Activist groups have lost the latest battle in a decades long fight to free an orca named Lolita from the Miami Seaquarium. The Miami Herald reports a federal appeals court on Tuesday rejected a petition to reopen a lawsuit over Seaquarium’s treatment of Lolita. The decision says that, at around 51, Lolita’s age makes the case “unique,” but there’s no threat of serious harm that could trigger a federal animal welfare law violation. The court also couldn’t identify a “realistic means” to return her to the wild without being harmed.

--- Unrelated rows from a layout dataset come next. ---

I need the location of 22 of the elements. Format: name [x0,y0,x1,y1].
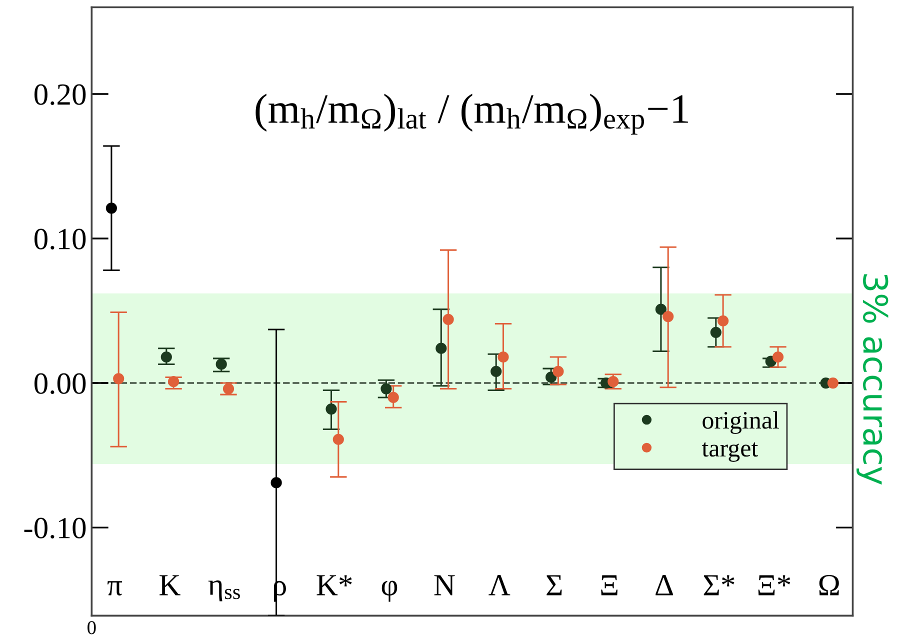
x-tick-label: Ξ* [758,575,790,596]
band-label: 3% accuracy [856,274,888,485]
x-tick-label: Σ* [704,575,734,596]
y-tick-label: -0.10 [24,518,86,539]
y-tick-label: 0.00 [34,373,86,394]
x-tick-label: η$_{ss}$ [208,580,240,602]
x-tick-label: Ω [819,574,839,596]
y-tick-label: 0.20 [34,84,86,106]
x-tick-label: Ξ [601,575,618,596]
legend-label: target [702,442,758,462]
x-tick-label: φ [382,580,398,602]
x-tick-label: π [107,581,122,596]
x-tick-label: Σ [546,575,562,596]
x-tick-label: K [160,575,180,596]
x-tick-label: Δ [656,575,673,596]
legend-label: original [702,411,779,434]
x-tick-label: K* [316,575,352,596]
x-tick-label: N [434,575,455,596]
x-axis-title: 0 [88,621,96,634]
y-tick-label: 0.10 [34,228,86,250]
x-tick-label: Λ [488,575,510,596]
chart-title: (m$_{h}$/m$_{Ω}$)$_{lat}$ / (m$_{h}$/m$_{Ω}$)$_{exp}$−1 [256,94,688,135]
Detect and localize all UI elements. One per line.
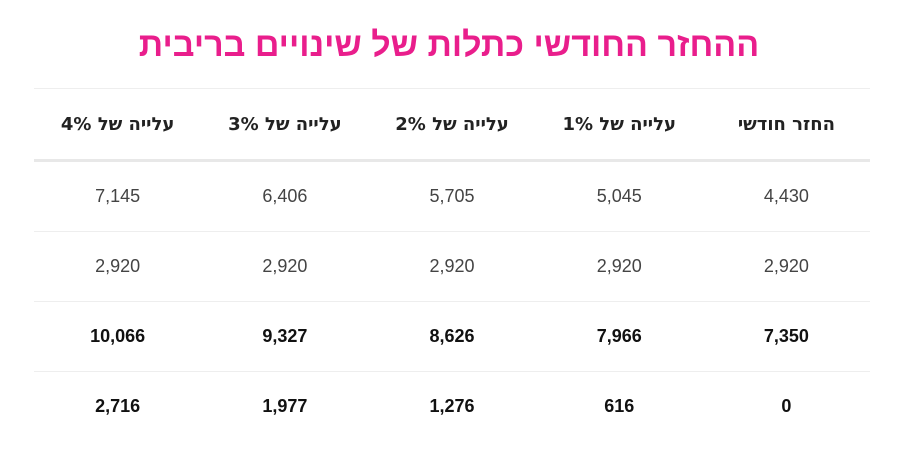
table-cell: 2,920 [702,231,870,302]
table-cell: 2,920 [201,231,369,302]
table-cell: 5,045 [535,160,703,232]
table-body: 4,430 5,045 5,705 6,406 7,145 2,920 2,920 2,920… [34,160,870,442]
table-cell: 2,920 [535,231,703,302]
table-cell: 2,716 [95,396,141,416]
table-cell: 616 [604,396,635,416]
table-cell: 10,066 [34,301,202,372]
table-row: 4,430 5,045 5,705 6,406 7,145 [34,160,870,232]
table-cell: 8,626 [368,301,536,372]
table-row: 7,350 7,966 8,626 9,327 10,066 [34,301,870,372]
table: החזר חודשי עלייה של 1% עלייה של 2% עלייה של… [34,88,870,441]
table-cell: 2,920 [34,231,202,302]
header-cell: עלייה של 3% [201,88,369,162]
table-cell: 1,977 [262,396,308,416]
title: ההחזר החודשי כתלות של שינויים בריבית [138,26,760,64]
table-cell: 7,966 [535,301,703,372]
table-cell: 1,276 [429,396,475,416]
header-cell: עלייה של 1% [535,88,703,162]
table-cell: 0 [781,396,792,416]
header-cell: החזר חודשי [702,88,870,162]
table-row: 0 616 1,276 1,977 2,716 [34,372,870,442]
table-cell: 6,406 [201,160,369,232]
table-cell: 4,430 [702,160,870,232]
table-cell: 7,350 [702,301,870,372]
table-row: 2,920 2,920 2,920 2,920 2,920 [34,231,870,302]
header-cell: עלייה של 4% [34,88,202,162]
table-cell: 7,145 [34,160,202,232]
table-cell: 9,327 [201,301,369,372]
table-cell: 2,920 [368,231,536,302]
header-row: החזר חודשי עלייה של 1% עלייה של 2% עלייה של… [34,88,870,162]
header-cell: עלייה של 2% [368,88,536,162]
table-cell: 5,705 [368,160,536,232]
table-header: החזר חודשי עלייה של 1% עלייה של 2% עלייה של… [34,88,870,162]
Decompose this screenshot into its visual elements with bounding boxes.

Just last month, former Miami Beach Mayor Philip Levine and the Miami Beach City Commission unanimously passed a resolution urging the Seaquarium to retire Lolita based on the recommendations of a long-standing retirement plan originally created in 1996 by the nonprofit Tokitae Foundation (Tokitae was given the stage name “Lolita” by the Seaquarium) which later became Orca Conservancy. It involves transferring Lolita to a seaside sanctuary in the Pacific Northwest, in her native home, teaching her to fend for herself, and eventually releasing her back into the wild.